In the meantime, she has urged her peers not to become complacent about their studies.
Yesterday, Linval Wright, the head of the Jamaica Association of Principals of Secondary Schools, said that although the protests inevitably caused setbacks for students, they were not as bad as others they have faced in recent months.
“It is just something that has to be thought through. I don’t have any ready answers to it, but it is just something that we have to sort through,” he said. “It will be difficult but it is not impossible ‘cause I think COVID-19 was much more difficult. So the important thing for me is to understand that it is not impossible.
“We just need to do the work to ensure that we get all the activities in,” he posited.
SANCTIONS LOOM
Protesting teachers could be hit with deductions from their salaries and leave entitlements as well as other forms of disciplinary action based on a circular sent by the Ministry of Education to school administrators.

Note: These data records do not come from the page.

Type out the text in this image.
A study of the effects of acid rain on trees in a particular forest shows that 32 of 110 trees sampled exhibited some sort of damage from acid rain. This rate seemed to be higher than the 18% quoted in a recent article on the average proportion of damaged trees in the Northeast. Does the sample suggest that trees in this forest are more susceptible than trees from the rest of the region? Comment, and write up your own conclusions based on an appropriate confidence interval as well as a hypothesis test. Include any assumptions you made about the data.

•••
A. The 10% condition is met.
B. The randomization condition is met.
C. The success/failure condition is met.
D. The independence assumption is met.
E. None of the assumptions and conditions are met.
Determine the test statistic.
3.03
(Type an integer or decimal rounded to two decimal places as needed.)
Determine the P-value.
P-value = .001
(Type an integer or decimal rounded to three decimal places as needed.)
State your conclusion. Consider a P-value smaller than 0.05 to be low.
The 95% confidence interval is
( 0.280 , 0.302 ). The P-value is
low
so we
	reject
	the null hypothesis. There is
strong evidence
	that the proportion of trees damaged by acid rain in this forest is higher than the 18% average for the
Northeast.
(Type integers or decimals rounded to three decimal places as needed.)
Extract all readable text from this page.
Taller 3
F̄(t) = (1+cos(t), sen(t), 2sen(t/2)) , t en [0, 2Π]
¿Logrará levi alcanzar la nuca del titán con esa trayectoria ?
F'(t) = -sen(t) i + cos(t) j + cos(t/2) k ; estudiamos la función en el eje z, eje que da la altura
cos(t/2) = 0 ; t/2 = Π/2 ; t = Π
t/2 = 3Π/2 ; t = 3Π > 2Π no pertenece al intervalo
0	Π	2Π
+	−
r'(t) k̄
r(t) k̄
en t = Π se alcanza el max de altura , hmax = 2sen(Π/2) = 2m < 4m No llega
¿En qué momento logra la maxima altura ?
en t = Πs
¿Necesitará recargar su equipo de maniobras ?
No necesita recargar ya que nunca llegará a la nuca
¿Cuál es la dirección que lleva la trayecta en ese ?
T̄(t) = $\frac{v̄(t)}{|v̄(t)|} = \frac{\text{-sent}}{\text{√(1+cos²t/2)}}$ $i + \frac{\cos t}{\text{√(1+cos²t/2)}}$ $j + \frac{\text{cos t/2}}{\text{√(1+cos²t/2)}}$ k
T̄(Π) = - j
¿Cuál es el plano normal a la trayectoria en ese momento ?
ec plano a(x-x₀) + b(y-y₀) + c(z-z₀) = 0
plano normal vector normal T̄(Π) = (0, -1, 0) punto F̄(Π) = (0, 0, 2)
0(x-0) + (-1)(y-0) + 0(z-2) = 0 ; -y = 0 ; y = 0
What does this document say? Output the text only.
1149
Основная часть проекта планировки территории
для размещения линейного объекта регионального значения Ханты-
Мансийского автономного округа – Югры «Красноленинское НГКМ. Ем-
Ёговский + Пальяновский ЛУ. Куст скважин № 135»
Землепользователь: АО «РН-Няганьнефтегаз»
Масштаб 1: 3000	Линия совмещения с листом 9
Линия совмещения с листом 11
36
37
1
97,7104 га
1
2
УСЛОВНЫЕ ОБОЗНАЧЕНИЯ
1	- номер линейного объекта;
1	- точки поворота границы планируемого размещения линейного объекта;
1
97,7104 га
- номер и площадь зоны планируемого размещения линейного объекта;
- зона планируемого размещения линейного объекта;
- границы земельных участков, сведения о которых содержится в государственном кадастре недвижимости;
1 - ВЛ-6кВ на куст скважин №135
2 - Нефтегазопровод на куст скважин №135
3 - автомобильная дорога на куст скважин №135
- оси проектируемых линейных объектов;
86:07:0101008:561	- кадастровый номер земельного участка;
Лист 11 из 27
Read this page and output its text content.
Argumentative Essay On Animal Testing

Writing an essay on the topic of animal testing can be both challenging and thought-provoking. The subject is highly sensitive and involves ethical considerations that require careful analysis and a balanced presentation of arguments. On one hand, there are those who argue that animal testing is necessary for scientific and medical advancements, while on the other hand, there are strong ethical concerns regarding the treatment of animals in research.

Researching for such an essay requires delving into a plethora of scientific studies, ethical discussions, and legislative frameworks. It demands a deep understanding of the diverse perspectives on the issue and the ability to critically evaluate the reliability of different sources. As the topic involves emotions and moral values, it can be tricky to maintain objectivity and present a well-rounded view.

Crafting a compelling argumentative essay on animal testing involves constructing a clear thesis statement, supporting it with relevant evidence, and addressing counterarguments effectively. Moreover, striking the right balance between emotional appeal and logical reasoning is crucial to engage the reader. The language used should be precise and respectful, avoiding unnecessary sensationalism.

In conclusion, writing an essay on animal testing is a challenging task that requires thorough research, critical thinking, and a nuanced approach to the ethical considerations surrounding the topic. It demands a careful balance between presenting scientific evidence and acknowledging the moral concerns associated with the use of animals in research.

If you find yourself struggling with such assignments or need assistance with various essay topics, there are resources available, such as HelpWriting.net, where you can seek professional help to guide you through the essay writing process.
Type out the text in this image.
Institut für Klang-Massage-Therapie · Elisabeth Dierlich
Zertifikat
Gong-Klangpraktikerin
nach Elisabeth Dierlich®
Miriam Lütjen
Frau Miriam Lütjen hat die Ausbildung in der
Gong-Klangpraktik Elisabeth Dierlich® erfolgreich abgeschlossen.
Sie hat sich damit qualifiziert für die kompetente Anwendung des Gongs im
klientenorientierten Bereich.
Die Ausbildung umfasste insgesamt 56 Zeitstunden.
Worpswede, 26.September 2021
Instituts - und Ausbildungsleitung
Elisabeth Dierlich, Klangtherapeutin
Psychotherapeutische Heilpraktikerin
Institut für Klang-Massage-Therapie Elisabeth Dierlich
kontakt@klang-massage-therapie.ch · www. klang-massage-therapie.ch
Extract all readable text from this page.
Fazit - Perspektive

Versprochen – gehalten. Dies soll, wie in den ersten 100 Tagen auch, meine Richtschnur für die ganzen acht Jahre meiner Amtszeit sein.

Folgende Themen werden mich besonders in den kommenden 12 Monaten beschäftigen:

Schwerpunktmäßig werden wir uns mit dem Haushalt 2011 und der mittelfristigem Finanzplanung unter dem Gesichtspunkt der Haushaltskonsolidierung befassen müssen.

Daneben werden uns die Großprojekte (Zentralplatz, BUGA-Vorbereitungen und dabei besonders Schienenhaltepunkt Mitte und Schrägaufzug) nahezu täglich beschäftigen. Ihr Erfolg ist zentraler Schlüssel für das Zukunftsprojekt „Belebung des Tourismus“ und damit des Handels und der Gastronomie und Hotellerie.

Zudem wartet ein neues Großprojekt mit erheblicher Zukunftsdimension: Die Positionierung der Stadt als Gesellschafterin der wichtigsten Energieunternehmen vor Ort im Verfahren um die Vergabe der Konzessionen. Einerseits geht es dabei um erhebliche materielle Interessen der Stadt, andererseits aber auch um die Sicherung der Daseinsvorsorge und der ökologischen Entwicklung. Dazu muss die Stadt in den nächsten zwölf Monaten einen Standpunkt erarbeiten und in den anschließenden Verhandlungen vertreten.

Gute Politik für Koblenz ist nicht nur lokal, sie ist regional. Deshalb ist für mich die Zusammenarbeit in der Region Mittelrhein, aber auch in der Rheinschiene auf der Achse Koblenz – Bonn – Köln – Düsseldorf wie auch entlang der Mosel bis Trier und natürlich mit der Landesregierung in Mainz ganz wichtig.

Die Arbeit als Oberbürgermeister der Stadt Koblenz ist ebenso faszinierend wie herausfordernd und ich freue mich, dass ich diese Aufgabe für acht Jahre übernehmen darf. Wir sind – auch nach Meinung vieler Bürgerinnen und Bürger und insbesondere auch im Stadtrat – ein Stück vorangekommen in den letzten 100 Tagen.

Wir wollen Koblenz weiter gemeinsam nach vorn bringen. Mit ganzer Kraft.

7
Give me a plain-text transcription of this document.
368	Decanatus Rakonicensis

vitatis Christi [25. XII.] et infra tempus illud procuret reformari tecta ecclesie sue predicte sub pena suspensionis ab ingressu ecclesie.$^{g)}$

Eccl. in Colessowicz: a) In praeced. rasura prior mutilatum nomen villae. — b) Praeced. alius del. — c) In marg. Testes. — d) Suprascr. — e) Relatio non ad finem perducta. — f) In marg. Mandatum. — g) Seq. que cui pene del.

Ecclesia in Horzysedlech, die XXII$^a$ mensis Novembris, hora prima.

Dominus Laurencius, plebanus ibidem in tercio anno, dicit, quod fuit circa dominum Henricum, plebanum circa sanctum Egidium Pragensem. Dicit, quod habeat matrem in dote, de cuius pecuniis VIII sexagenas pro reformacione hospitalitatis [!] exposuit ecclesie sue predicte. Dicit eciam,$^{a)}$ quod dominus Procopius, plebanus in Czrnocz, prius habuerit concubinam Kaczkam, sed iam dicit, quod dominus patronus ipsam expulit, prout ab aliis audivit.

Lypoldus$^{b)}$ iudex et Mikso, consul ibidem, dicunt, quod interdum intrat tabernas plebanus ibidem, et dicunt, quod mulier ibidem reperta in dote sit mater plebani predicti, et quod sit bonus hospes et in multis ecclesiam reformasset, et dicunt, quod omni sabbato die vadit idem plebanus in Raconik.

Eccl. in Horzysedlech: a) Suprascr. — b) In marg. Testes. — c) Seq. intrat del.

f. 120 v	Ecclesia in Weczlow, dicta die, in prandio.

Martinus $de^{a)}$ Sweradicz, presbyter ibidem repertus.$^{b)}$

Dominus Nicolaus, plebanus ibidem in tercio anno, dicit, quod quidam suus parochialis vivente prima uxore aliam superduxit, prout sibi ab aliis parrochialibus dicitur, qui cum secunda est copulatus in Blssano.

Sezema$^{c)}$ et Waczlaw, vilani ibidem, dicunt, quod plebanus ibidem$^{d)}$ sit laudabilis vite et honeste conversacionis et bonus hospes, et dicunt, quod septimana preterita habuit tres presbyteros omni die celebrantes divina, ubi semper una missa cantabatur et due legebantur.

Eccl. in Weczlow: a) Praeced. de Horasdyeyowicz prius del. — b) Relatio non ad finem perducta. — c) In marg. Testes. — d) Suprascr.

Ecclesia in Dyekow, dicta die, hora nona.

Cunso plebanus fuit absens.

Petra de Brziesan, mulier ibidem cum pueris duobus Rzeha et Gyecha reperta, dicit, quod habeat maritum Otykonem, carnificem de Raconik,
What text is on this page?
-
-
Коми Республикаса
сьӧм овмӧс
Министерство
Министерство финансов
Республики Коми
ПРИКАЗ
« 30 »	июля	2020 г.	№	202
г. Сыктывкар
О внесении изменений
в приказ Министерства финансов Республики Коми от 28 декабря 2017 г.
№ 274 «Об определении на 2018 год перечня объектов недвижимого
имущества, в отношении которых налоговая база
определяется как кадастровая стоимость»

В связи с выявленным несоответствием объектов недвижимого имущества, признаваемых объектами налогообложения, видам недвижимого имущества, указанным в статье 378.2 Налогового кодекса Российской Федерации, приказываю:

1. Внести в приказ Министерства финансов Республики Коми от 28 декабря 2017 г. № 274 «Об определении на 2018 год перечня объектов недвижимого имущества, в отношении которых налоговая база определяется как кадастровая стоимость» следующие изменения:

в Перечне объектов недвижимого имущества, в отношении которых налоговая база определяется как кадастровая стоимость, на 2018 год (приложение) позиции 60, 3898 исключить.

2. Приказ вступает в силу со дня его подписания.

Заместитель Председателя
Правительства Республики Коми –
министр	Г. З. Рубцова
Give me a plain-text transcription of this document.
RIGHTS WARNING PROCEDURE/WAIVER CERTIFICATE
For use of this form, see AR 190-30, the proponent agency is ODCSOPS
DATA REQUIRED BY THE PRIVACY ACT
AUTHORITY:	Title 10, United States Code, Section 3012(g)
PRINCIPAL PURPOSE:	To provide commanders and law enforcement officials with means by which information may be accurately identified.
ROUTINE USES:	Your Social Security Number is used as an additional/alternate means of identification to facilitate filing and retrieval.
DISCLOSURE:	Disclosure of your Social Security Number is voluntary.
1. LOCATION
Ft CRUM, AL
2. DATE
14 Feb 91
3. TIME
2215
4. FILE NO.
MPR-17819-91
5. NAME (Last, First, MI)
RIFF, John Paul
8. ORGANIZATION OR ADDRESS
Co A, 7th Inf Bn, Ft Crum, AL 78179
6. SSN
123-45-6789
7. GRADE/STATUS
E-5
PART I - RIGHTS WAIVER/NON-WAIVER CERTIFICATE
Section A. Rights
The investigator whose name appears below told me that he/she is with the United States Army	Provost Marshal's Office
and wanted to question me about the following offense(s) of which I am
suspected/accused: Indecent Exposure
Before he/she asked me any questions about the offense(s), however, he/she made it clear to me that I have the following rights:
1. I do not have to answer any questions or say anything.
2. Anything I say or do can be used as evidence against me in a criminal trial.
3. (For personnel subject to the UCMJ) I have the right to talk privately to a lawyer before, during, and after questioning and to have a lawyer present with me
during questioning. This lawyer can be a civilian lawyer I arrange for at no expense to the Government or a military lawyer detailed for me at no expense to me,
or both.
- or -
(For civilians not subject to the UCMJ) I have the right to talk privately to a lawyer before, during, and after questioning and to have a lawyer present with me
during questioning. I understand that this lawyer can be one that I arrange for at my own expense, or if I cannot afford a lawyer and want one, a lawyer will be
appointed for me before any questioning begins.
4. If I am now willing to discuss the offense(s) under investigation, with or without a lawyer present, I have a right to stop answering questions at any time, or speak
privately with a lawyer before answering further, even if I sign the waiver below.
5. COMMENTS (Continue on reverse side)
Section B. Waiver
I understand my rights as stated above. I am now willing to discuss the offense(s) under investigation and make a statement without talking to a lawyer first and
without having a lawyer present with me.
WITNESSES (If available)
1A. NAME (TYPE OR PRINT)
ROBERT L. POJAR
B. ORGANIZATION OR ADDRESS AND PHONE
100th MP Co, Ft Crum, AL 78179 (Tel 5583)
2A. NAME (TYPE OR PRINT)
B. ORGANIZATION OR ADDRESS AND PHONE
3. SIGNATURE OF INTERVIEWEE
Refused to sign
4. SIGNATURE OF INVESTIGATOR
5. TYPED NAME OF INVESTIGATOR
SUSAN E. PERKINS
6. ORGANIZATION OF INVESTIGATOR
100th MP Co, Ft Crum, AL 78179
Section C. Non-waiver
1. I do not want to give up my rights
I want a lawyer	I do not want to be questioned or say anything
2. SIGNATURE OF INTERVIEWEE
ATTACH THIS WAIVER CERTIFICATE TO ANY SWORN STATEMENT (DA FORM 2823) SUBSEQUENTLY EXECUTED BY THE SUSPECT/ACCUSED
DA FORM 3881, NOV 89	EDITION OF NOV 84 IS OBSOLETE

In the circular to regional directors, school board chairmen, and principals, the ministry called for proper documentation of leave taken by teachers during the period of disruption.
It also pointed to Regulation 19 (3), which states: “A member of staff who is absent without leave and whose explanation of absence is unacceptable to the board, through the principal, may be liable to a loss of salary in respect of the period of absence.”
The ministry said sick leave for a period exceeding three consecutive school days must be supported by a medical certificate and that ordinarily, casual leave should be applied for before it is taken.